En 1979, Ivan Wyschnegradsky reçoit de Radio-France sa première commande. Le Trio à cordes, opus 53, sera sa dernière œuvre, laissée inachevée. Claude Ballif, bon connaisseur de sa musique, en terminera la composition. L’œuvre a été créée le 16 mars 1981, à la maison de la Radio-France, où elle est jouée deux fois, en début et en fin de concert.
Ivan Wyschnegradsky s’est éteint le 29 septembre 1979.
Il n’assistera pas à deux concerts du cycle Alexandre Scriabine et ses contemporains, accompagnant la mémorable exposition de 1979 du Centre Pompidou, Paris-Moscou 1900-1930. Avec Manfred Kelkel, l’organisateur, il avait préparé l’exécution de cinq de ses compositions, dont trois créations.
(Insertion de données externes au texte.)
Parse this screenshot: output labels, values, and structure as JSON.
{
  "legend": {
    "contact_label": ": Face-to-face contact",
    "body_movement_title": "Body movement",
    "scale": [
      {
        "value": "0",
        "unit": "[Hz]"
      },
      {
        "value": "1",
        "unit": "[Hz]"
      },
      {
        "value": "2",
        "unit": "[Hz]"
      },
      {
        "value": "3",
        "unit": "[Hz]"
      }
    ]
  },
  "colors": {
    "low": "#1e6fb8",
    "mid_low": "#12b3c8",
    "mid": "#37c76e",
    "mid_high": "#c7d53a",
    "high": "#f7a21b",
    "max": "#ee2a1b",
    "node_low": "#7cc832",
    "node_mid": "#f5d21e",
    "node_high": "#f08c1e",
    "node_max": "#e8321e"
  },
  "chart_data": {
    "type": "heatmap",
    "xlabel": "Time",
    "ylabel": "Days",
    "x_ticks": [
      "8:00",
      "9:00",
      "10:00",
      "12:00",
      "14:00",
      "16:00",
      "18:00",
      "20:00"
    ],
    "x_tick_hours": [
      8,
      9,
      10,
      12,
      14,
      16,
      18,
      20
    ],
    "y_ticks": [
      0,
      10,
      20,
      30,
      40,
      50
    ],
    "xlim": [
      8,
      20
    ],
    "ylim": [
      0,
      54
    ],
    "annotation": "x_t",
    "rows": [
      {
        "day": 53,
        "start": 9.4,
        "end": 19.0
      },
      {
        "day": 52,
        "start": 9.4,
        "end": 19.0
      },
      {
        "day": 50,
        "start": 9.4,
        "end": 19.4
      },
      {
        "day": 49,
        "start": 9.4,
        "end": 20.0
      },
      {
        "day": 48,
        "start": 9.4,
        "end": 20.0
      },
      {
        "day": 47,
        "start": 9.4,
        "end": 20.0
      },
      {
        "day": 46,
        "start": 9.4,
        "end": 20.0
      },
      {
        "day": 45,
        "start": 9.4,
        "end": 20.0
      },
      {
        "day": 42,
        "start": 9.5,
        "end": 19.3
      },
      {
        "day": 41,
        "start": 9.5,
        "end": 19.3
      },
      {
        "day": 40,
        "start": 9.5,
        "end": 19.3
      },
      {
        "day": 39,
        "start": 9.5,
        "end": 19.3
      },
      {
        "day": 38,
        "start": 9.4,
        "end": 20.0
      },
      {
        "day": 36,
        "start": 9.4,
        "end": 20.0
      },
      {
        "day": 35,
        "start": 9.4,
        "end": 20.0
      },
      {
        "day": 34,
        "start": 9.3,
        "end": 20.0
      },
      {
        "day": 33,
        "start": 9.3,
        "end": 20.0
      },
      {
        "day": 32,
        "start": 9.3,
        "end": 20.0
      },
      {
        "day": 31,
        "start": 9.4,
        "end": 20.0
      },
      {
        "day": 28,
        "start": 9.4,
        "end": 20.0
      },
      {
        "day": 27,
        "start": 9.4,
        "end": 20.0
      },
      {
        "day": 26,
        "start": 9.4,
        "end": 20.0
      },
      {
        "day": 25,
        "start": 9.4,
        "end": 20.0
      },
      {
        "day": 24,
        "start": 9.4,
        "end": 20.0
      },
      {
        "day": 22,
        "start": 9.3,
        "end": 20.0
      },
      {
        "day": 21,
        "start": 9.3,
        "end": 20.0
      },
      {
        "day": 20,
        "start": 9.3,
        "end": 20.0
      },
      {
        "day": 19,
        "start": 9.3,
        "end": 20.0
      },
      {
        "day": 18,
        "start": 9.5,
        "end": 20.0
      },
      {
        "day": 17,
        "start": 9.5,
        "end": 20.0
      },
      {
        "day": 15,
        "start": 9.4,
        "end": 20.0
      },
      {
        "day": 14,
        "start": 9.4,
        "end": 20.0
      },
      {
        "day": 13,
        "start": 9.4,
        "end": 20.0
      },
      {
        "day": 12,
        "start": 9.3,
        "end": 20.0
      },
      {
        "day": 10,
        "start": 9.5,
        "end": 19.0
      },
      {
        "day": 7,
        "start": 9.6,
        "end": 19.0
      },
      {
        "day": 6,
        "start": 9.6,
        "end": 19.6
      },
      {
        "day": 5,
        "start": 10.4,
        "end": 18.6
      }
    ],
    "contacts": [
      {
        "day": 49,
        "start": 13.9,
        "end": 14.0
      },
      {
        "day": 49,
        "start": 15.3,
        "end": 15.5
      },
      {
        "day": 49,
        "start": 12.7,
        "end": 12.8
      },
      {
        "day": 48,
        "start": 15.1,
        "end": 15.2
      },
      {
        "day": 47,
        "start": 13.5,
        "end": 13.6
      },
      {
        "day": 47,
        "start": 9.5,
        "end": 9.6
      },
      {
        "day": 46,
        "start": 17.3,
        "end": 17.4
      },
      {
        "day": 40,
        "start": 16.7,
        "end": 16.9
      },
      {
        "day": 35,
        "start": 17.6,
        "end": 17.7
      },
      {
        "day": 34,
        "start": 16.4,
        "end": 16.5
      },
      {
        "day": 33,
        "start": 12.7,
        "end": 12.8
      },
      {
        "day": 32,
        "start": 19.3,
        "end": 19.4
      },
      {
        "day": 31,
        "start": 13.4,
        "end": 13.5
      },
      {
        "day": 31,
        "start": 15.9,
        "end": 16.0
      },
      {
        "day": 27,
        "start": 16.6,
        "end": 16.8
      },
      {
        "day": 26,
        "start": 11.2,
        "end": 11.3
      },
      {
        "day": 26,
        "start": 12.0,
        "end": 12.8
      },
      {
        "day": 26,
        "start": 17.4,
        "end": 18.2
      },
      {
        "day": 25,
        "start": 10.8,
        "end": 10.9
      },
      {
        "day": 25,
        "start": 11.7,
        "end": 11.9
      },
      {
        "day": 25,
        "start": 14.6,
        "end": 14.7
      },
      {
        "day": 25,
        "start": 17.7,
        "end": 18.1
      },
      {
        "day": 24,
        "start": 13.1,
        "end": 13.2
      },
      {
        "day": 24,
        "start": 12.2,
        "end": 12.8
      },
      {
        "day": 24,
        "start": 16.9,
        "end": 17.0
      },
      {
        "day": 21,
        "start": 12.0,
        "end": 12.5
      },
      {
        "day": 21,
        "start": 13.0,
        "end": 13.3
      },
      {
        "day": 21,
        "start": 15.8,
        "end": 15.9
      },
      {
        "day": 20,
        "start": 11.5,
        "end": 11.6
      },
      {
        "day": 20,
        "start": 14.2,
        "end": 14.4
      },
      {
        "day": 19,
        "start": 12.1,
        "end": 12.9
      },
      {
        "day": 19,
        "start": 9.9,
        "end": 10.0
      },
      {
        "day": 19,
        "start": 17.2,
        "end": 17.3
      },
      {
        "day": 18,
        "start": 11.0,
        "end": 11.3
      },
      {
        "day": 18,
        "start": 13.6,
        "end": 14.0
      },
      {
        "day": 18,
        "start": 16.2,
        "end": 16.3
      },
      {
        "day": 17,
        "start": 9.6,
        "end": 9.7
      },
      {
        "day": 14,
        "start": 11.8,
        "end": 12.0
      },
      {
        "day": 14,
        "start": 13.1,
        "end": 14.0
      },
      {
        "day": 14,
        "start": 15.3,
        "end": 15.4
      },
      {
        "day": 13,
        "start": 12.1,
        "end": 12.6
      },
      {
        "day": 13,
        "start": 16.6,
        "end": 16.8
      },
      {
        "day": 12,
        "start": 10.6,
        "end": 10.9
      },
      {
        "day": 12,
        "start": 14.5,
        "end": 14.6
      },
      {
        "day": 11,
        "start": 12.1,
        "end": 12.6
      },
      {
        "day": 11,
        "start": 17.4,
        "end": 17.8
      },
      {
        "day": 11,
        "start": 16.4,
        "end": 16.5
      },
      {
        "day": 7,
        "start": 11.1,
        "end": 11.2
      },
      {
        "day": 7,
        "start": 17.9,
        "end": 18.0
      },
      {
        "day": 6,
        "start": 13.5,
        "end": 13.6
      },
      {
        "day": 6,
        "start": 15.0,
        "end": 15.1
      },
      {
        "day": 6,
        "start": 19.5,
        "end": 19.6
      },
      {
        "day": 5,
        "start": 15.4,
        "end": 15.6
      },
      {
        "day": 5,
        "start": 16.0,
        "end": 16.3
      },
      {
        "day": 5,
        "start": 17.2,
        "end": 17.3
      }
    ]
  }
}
Maintenant la musique contemporaine se penche sur son passé, elle découvre à nouveau les horizons et les richesses de l’ultrachromatisme.
« Ce qui demeure, c’est le fond d’une pensée : l’illumination. Car l’artiste, quel que soit son domaine, est un illuminé qui vit dans l’intuition et la recherche continuelle d’un univers qui, au départ, n’intéresse personne et, de ce fait, n’est utilisé par personne. », a écrit Claude Ballif (5).
Michel Ellenberger
1 Hélène Benois (1898-1972), peintre et décoratrice de théâtre.
2 Alexandre Benois, peintre, scénographe, historien de l’art, est surtout connu pour les décors qu’il créa pour les ballets de Diaghilev.
3 Boris de Schloezer, Alexandre Scriabine, Librairie de cinq continents, 1975, p. 80.
4 Paul Auster, Trilogie New-Yorkaise, Babel Actes Sud, 1991, p. 374.
5 Claude Ballif, Voyage de mon oreille, UGE, 10/183, 1979, p. 225.
Ce résumé biographique a été écrit à partir :
– de l’autobiographie d’Ivan Wyschnegradsky, écrite (en allemand) à la troisième personne et signée du nom de son épouse Lucile Gayden. Editions Belaieff, Francfort, 1973 ;
– de la préface de Pascale Criton à La Loi de la pansonorité, éditions Contrechamps, 1996 et des annexes de Franck Jedrzejewski ;
– des souvenirs personnels de l’auteur.